Malta’s IIP was introduced in 2014. It is a citizenship-by-investment program that allows individuals to acquire citizenship in exchange for major investments in the Maltese economy. Similar programs in other countries have proliferated in recent years and, while they differ in their design and conditions, they all confer citizenship with limited residency requirements and financial contributions to the state (Gold and El- Ashram, 2015).
The IIP is capped at 1800 successful applications, although the government is considering to extend the program. Since its inception, the IIP received about 1000 applications, with most applicants coming from non-EU European and Middle-Eastern countries. The application process is subject to stringent due- diligence by Identity Malta, resulting in a rejection rate of around 20 percent. By October 2017, more than 800 applications were approved.
The cost of the IIP is relatively high compared to other citizenship programs. It requires an investment in financial instruments for a minimum value of €150,000, and in real estate (by purchasing property for a minimum value of €350,000, or leasing for at least €16,000 per annum), with a minimum holding period of five years. Individual applicants must also contribute €650,000, of which 10 percent is retained by Identity Malta and Henley & Partners as fees. The remainder goes to the Treasury’s Consolidated Fund (30 percent), and the National Development and Social Fund (NDSF) (70 percent) to be used for investment projects in areas such as health, education, social housing, and research and innovation (R&I).

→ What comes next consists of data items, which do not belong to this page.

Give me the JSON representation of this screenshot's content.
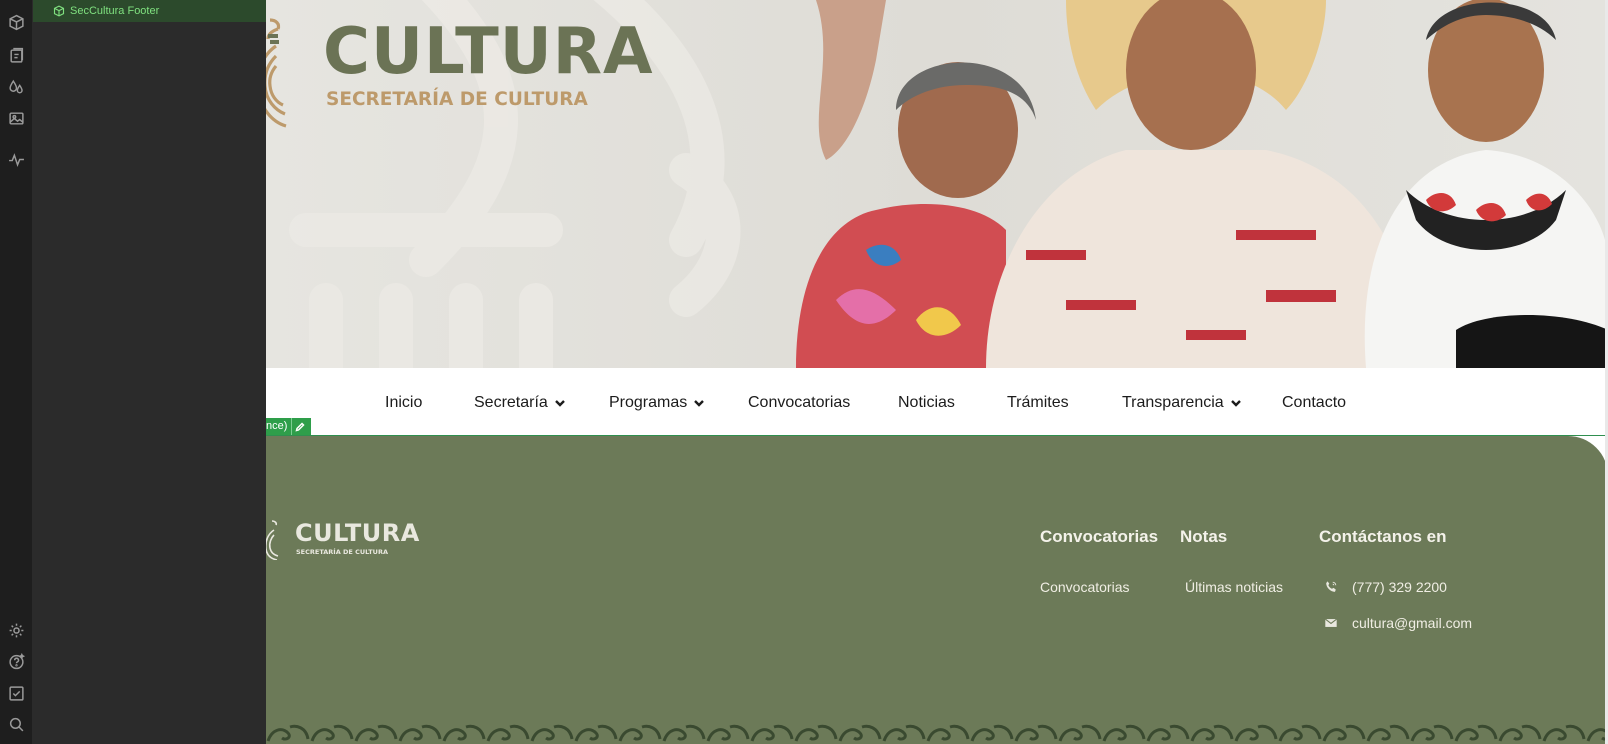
{
  "editor": {
    "rail_icons": [
      "cube-icon",
      "pages-icon",
      "droplets-icon",
      "image-icon",
      "activity-icon",
      "settings-icon",
      "help-icon",
      "checkbox-icon",
      "zoom-icon"
    ],
    "navigator": {
      "selected_item": "SecCultura Footer",
      "item_icon": "cube-outline-icon"
    },
    "selection_label": "nce)",
    "selection_action_icon": "pencil-icon",
    "selection_color": "#2e9e4a"
  },
  "site": {
    "brand": {
      "title": "CULTURA",
      "subtitle": "SECRETARÍA DE CULTURA",
      "title_color": "#6b7355",
      "subtitle_color": "#bd9a6b"
    },
    "menu": {
      "inicio": "Inicio",
      "secretaria": "Secretaría",
      "programas": "Programas",
      "convocatorias": "Convocatorias",
      "noticias": "Noticias",
      "tramites": "Trámites",
      "transparencia": "Transparencia",
      "contacto": "Contacto"
    },
    "footer": {
      "logo_title": "CULTURA",
      "logo_subtitle": "SECRETARÍA DE CULTURA",
      "bg_color": "#6c7a58",
      "col_convocatorias": {
        "heading": "Convocatorias",
        "link": "Convocatorias"
      },
      "col_notas": {
        "heading": "Notas",
        "link": "Últimas noticias"
      },
      "col_contacto": {
        "heading": "Contáctanos en",
        "phone": "(777) 329 2200",
        "email": "cultura@gmail.com"
      }
    }
  }
}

The IIP has generated significant fiscal revenues.
Contributions to the Treasury and the NDSF rose from €50 million in 2015 to €172 million in 2016 (0.5 and 1.7 percent of GDP, respectively). In 2017, staff project these inflows to reach €230 million, roughly equivalent to 2.1 percent of GDP and 5.4 percent of fiscal revenue. As of November 2017, no resources from the NDSF had been committed to specific projects.
Citizenship-by-investment schemes involve potential challenges and risks. Fiscal challenges include achieving a prudent management of the inflows, which might be volatile and unsustainable. Macro-financial risks could be triggered by a rapid influx of housing investment, leading to property market bubbles.

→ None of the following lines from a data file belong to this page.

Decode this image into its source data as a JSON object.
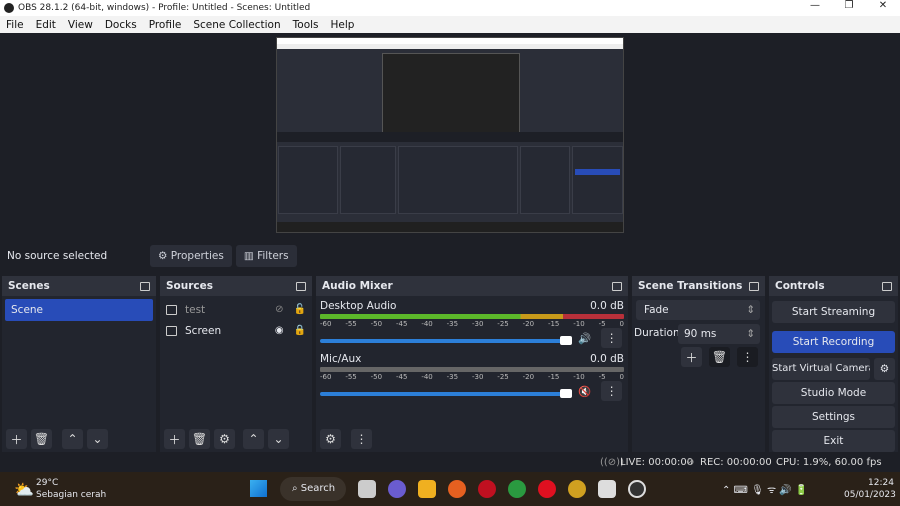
{
  "window": {
    "title": "OBS 28.1.2 (64-bit, windows) - Profile: Untitled - Scenes: Untitled",
    "controls": [
      "—",
      "❐",
      "✕"
    ]
  },
  "menu": [
    "File",
    "Edit",
    "View",
    "Docks",
    "Profile",
    "Scene Collection",
    "Tools",
    "Help"
  ],
  "source_toolbar": {
    "status": "No source selected",
    "properties": "Properties",
    "filters": "Filters"
  },
  "scenes": {
    "title": "Scenes",
    "items": [
      "Scene"
    ]
  },
  "sources": {
    "title": "Sources",
    "items": [
      {
        "name": "test",
        "visible": false,
        "locked": false
      },
      {
        "name": "Screen",
        "visible": true,
        "locked": true
      }
    ]
  },
  "audio_mixer": {
    "title": "Audio Mixer",
    "channels": [
      {
        "name": "Desktop Audio",
        "db": "0.0 dB",
        "muted": false
      },
      {
        "name": "Mic/Aux",
        "db": "0.0 dB",
        "muted": true
      }
    ],
    "ticks": [
      "-60",
      "-55",
      "-50",
      "-45",
      "-40",
      "-35",
      "-30",
      "-25",
      "-20",
      "-15",
      "-10",
      "-5",
      "0"
    ]
  },
  "transitions": {
    "title": "Scene Transitions",
    "selected": "Fade",
    "duration_label": "Duration",
    "duration": "90 ms"
  },
  "controls": {
    "title": "Controls",
    "buttons": [
      "Start Streaming",
      "Start Recording",
      "Start Virtual Camera",
      "Studio Mode",
      "Settings",
      "Exit"
    ],
    "accent": "#284cb8"
  },
  "status": {
    "live": "LIVE: 00:00:00",
    "rec": "REC: 00:00:00",
    "cpu": "CPU: 1.9%, 60.00 fps"
  },
  "taskbar": {
    "temp": "29°C",
    "weather": "Sebagian cerah",
    "search": "Search",
    "time": "12:24",
    "date": "05/01/2023"
  }
}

Reputational and money laundering risks may arise if the due-diligence procedure is not sufficiently rigorous.
The fiscal balance is estimated to have registered a surplus for the second consecutive year in 2017, thanks to buoyant revenues—including from Individual Investor Program proceeds— and contained capital expenditure growth. The 2017 current account is estimated to have remained in surplus, driven largely by a sizable balance of services.

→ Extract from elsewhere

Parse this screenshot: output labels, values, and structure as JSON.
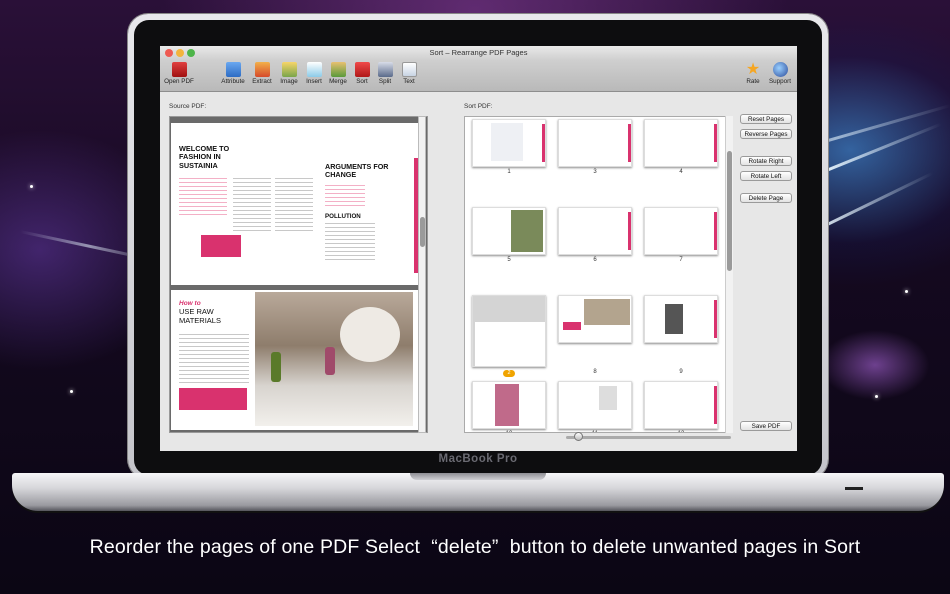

IMF has endorsed the following in conclusion of its report
Sustained efforts are needed to safeguard the financial system’s integrity. Robust implementation and effective enforcement of the Anti-Money Laundering framework is critical given the size of Malta’s financial sector, the fast-growing remote gaming activity, and the high demand for the IIP. Continuing strengthening the collaboration between the competent supervisors and regulators, and finalizing the related National Risk Assessment would support these efforts.
Aligning the tax rate on rental income with tax rates on other sources of income, and introducing periodic reviews of the scope and parameters of the IIP, including the minimum real estate investment or leasing values, could curb housing demand pressure.